There are only a few names left on our list of San Francisco Giants season reviews, and the next one is corner infielder Jason Vosler.
41 games, 82 plate appearances, .178/.256/.356, .612 OPS, 65 OPS+, 64 wRC+, 3 home runs, -0.8 rWAR, -0.4 fWAR
Jason Vosler’s introduction to the Giants was an odd one, and it’s even more odd with the benefit of hindsight. The Giants signed Vosler, a free agent, on Nov. 10 of 2020, and it was perplexing for a variety of reasons.
First, it was a Major League deal, and Vosler had yet to appear in a single Major League game. Second, he was 27, and not exactly a top prospect. Third, it was a Major League deal, and Vosler had yet to appear in a single Major League game. Fourth, it was very early in the offseason, and there were still a few hundred free agents left to make a run at. And fifth, but certainly not least, it was a Major League deal, and Vosler had yet to appear in a single Major League game.

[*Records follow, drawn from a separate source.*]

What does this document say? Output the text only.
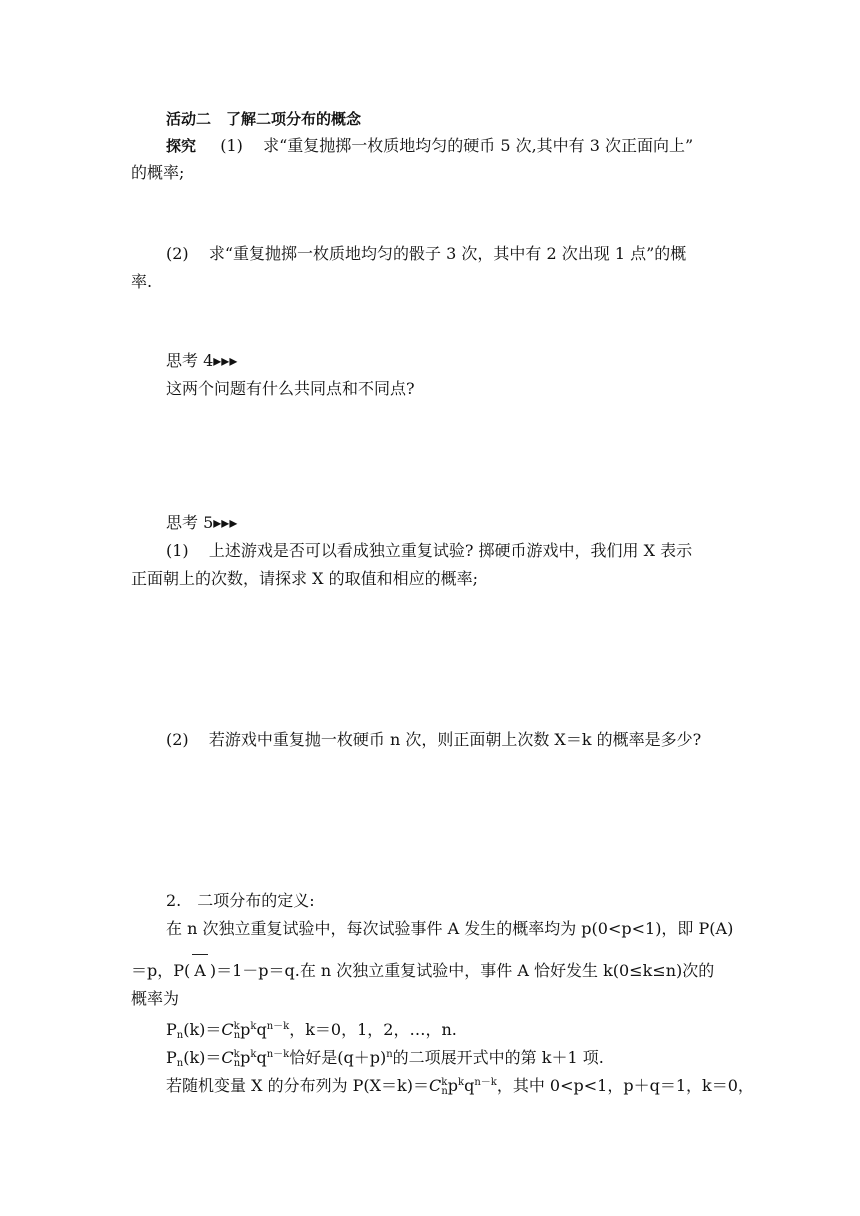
活动二　了解二项分布的概念
探究 (1) 求“重复抛掷一枚质地均匀的硬币 5 次,其中有 3 次正面向上”
的概率;
(2) 求“重复抛掷一枚质地均匀的骰子 3 次，其中有 2 次出现 1 点”的概
率.
思考 4▸▸▸
这两个问题有什么共同点和不同点?
思考 5▸▸▸
(1) 上述游戏是否可以看成独立重复试验? 掷硬币游戏中，我们用 X 表示
正面朝上的次数，请探求 X 的取值和相应的概率;
(2) 若游戏中重复抛一枚硬币 n 次，则正面朝上次数 X＝k 的概率是多少?
2.　二项分布的定义:
在 n 次独立重复试验中，每次试验事件 A 发生的概率均为 p(0<p<1)，即 P(A)
＝p，P( A )＝1－p＝q.在 n 次独立重复试验中，事件 A 恰好发生 k(0≤k≤n)次的
概率为
$P_n(k)=C^k_np^kq^{n-k}$，k＝0，1，2，…，n.
$P_n(k)=C^k_np^kq^{n-k}$恰好是$(q+p)^n$的二项展开式中的第 k＋1 项.
若随机变量 X 的分布列为 $P(X=k)=C^k_np^kq^{n-k}$，其中 0<p<1，p＋q＝1，k＝0，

The one part of the Vosler signing that made the most sense was that the Giants were a team fresh off a near-.500 season, and seemed destined for yet another campaign of near-.500ness. If they thought there might be a Mike Yastrzemski hidden somewhere inside Vosler, why not give him the type of deal that guarantees he signs with them, and say “who cares?” when looking at the lost 40-man roster spot.
At the time of the signing I wrote, “This probably diminishes the chances of the Giants spending big money on a free agent infielder like Ha-seong Kim,” which certainly didn’t prove the point I was trying to make, given A) Kim’s rough 2021, B) the fact that Kim didn’t actually get “big money” (at least not in the baseball sense — if someone wants to sign me for four years and $28 million, you can very easily find my email), and C) they ended up giving Tommy La Stella nearly the same AAV as the San Diego Padres gave Kim.

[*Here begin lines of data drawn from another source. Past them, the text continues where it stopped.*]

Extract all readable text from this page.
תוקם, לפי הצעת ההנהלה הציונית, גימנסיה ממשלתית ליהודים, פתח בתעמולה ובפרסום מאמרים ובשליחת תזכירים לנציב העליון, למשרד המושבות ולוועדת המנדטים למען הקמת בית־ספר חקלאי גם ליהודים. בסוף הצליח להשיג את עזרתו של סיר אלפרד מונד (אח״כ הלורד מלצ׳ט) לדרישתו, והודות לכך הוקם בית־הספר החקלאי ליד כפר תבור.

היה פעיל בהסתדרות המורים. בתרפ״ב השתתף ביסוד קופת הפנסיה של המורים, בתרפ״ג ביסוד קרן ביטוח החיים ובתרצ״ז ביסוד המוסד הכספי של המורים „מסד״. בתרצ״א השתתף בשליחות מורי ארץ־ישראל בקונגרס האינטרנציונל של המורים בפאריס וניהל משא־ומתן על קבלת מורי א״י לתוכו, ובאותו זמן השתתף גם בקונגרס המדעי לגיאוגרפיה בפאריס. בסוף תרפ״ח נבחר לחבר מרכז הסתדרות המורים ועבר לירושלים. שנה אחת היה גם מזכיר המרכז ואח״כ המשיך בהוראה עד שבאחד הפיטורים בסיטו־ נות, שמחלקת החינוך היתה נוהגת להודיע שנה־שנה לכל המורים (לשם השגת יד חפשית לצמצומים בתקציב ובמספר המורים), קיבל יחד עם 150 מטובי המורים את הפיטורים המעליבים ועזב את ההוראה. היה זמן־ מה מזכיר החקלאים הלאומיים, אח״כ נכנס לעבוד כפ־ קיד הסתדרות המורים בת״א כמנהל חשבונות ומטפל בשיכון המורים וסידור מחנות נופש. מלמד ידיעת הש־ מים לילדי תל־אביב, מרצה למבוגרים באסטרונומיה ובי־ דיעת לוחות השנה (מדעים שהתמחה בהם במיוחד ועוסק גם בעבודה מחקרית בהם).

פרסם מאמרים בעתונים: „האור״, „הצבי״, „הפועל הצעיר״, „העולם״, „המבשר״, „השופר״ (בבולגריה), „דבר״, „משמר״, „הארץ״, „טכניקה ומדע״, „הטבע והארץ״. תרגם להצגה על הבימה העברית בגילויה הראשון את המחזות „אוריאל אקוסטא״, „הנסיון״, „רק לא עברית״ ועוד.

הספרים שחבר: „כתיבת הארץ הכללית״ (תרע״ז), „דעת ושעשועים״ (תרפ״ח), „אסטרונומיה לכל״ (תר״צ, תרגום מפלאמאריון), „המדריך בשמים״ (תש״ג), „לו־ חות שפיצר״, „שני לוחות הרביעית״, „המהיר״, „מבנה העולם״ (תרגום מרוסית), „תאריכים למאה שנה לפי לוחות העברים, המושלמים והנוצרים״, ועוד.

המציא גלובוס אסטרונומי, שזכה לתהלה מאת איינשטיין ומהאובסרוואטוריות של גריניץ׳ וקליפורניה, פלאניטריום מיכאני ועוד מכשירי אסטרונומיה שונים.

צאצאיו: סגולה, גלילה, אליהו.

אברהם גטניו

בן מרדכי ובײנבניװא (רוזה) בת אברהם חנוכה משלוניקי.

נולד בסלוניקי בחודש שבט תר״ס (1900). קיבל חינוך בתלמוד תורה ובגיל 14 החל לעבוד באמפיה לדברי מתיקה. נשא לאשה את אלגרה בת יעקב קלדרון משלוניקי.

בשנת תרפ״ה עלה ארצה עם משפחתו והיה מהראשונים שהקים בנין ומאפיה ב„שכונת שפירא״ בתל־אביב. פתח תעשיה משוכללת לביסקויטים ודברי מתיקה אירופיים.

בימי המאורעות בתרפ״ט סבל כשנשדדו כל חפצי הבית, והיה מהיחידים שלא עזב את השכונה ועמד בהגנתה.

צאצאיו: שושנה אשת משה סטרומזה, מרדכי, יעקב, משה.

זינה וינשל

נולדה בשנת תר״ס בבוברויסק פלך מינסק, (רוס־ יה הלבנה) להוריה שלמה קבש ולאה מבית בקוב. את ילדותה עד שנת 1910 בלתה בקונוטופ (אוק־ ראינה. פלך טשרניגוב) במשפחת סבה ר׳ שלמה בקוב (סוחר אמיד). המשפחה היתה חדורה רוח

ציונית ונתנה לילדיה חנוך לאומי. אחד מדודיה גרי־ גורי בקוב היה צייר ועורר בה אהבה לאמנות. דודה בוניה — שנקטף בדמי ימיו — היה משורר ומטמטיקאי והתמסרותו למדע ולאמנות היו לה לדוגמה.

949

Regardless, you could see the point I was trying to make, and, in the process, the point the Giants were trying to make. Other than the opportunity cost of a spot on the 40-man roster, Vosler didn’t cost much. His salary was very cheap. He had options. And the team was bad enough that they could easily justify giving a roster spot to an unknown entity who was unlikely to help them win games.

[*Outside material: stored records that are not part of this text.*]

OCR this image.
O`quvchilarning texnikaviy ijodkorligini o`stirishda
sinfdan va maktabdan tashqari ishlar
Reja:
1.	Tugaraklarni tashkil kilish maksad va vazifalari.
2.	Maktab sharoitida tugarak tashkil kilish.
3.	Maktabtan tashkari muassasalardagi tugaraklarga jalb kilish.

It was still weird, though.
It’s not any less weird now. It’s even more weird, perhaps. It’s more weird because, as you all know by now, the Giants did not flirt with mediocrity, but instead ghosted it in favor of the far more appealing and lust-worthy franchise record of 107 wins. The Giants brass didn’t know that would happen, but it did happen, and it made the Vosler move look even odder.
On top of that, Vosler played rather poorly, which put a large, moist blanket over the fire that was a lingering hope that the Giants simply saw something in Vosler that previous teams had not.
And so Vosler’s debut MLB season began with a perplexing contract, and ended with a perplexing performance, all for an eternally perplexing team.
Role in 2022
Despite everything I just said, the Giants still seem decently high on Vosler, whom they trusted on numerous occasions throughout the season. He’s a depth piece they seem to quite like, and they’re not exactly overflowing with MLB-ready infield prospects.
Vosler did have a good year in AAA, slashing .295/.385/.529 (125 wRC+) for the Sacramento River Cats, and showing impressive plate control and discipline, drawing 36 walks to just 45 strikeouts in 309 plate appearances.
So it seems like a decent bet that he’ll be back on the team, in a similar role.
Perhaps this time it’ll be a touch less perplexing.